A great optical dispensary is a huge aid to sales. After investing in beautiful frame displays and extensive inventory, our approach is to educate each patient about optical products and to ask them verbal questions about their lifestyle. When we do all that, we sell a lot of products.
I don't really want a slick, high-pressure sales approach. We sell more by keeping optical under our healthcare umbrella and not making it feel too retail-oriented.
Dilation and contact lenses
A question was asked about how I handle pupil dilation with the contact lens fitting process that occurs on the same day as the comprehensive eye exam. We use full dilation in about 90% of comprehensive exams, but it really does not present a problem with contact lens fittings or frame selections. We are simply a little creative about when we instill the drops with the goal of managing all aspects of eye care.
In the case of all new contact lens fittings and many refittings, we are scheduling a follow-up visit in one week. This visit is included in the fitting fee. Unless the patient had signs or symptoms of a serious eye health problem during the initial exam, we just perform the dilated fundus exam after the contact lens follow-up one week later.

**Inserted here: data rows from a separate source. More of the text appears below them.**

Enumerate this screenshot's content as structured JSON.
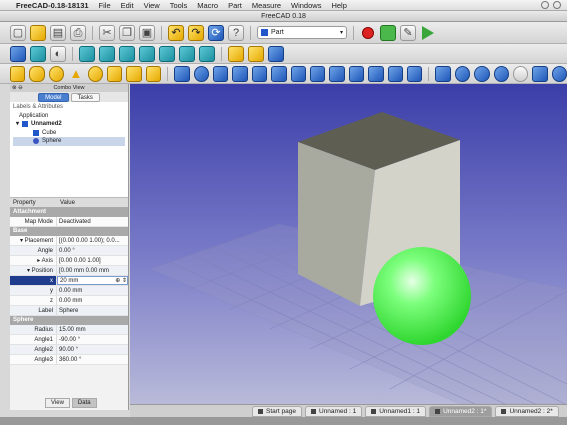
{
  "menubar": {
    "app_name": "FreeCAD-0.18-18131",
    "items": [
      "File",
      "Edit",
      "View",
      "Tools",
      "Macro",
      "Part",
      "Measure",
      "Windows",
      "Help"
    ]
  },
  "window": {
    "title": "FreeCAD 0.18"
  },
  "toolbar": {
    "workbench_selector": "Part",
    "icons": [
      "new-file",
      "open-file",
      "save-file",
      "print",
      "cut",
      "copy",
      "paste",
      "undo",
      "redo",
      "refresh",
      "whats-this",
      "record-macro",
      "stop-macro",
      "edit-macro",
      "run-macro"
    ]
  },
  "combo_view": {
    "title": "Combo View",
    "tabs": [
      "Model",
      "Tasks"
    ],
    "active_tab": "Model",
    "tree_header": "Labels & Attributes",
    "tree_group": "Application",
    "document": "Unnamed2",
    "objects": [
      "Cube",
      "Sphere"
    ],
    "selected_object": "Sphere"
  },
  "property_editor": {
    "columns": [
      "Property",
      "Value"
    ],
    "groups": {
      "attachment": "Attachment",
      "base": "Base",
      "sphere": "Sphere"
    },
    "map_mode": {
      "key": "Map Mode",
      "value": "Deactivated"
    },
    "placement": {
      "key": "Placement",
      "value": "[(0.00 0.00 1.00); 0.0..."
    },
    "angle": {
      "key": "Angle",
      "value": "0.00 °"
    },
    "axis": {
      "key": "Axis",
      "value": "[0.00 0.00 1.00]"
    },
    "position": {
      "key": "Position",
      "value": "[0.00 mm  0.00 mm"
    },
    "x": {
      "key": "x",
      "value": "20 mm"
    },
    "y": {
      "key": "y",
      "value": "0.00 mm"
    },
    "z": {
      "key": "z",
      "value": "0.00 mm"
    },
    "label": {
      "key": "Label",
      "value": "Sphere"
    },
    "radius": {
      "key": "Radius",
      "value": "15.00 mm"
    },
    "angle1": {
      "key": "Angle1",
      "value": "-90.00 °"
    },
    "angle2": {
      "key": "Angle2",
      "value": "90.00 °"
    },
    "angle3": {
      "key": "Angle3",
      "value": "360.00 °"
    }
  },
  "view_tabs": [
    "View",
    "Data"
  ],
  "active_view_tab": "Data",
  "document_tabs": [
    "Start page",
    "Unnamed : 1",
    "Unnamed1 : 1",
    "Unnamed2 : 1*",
    "Unnamed2 : 2*"
  ],
  "colors": {
    "viewport_top": "#3b3ea8",
    "viewport_bottom": "#b9bad9",
    "sphere": "#4dff4d",
    "cube_front": "#d3d3ca",
    "accent": "#2257c9"
  }
}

Another approach would be to just delay the drops until the technician or doctor has performed most of the contact lens procedures. I can still evaluate the fit of a basic soft lens with a slit lamp even if the pupil is dilated. Vision can be evaluated before the drops are instilled. A big advantage of having the visit managed by a technician instead of the doctor is that more time can be devoted to a patient without disrupting the appointment schedule.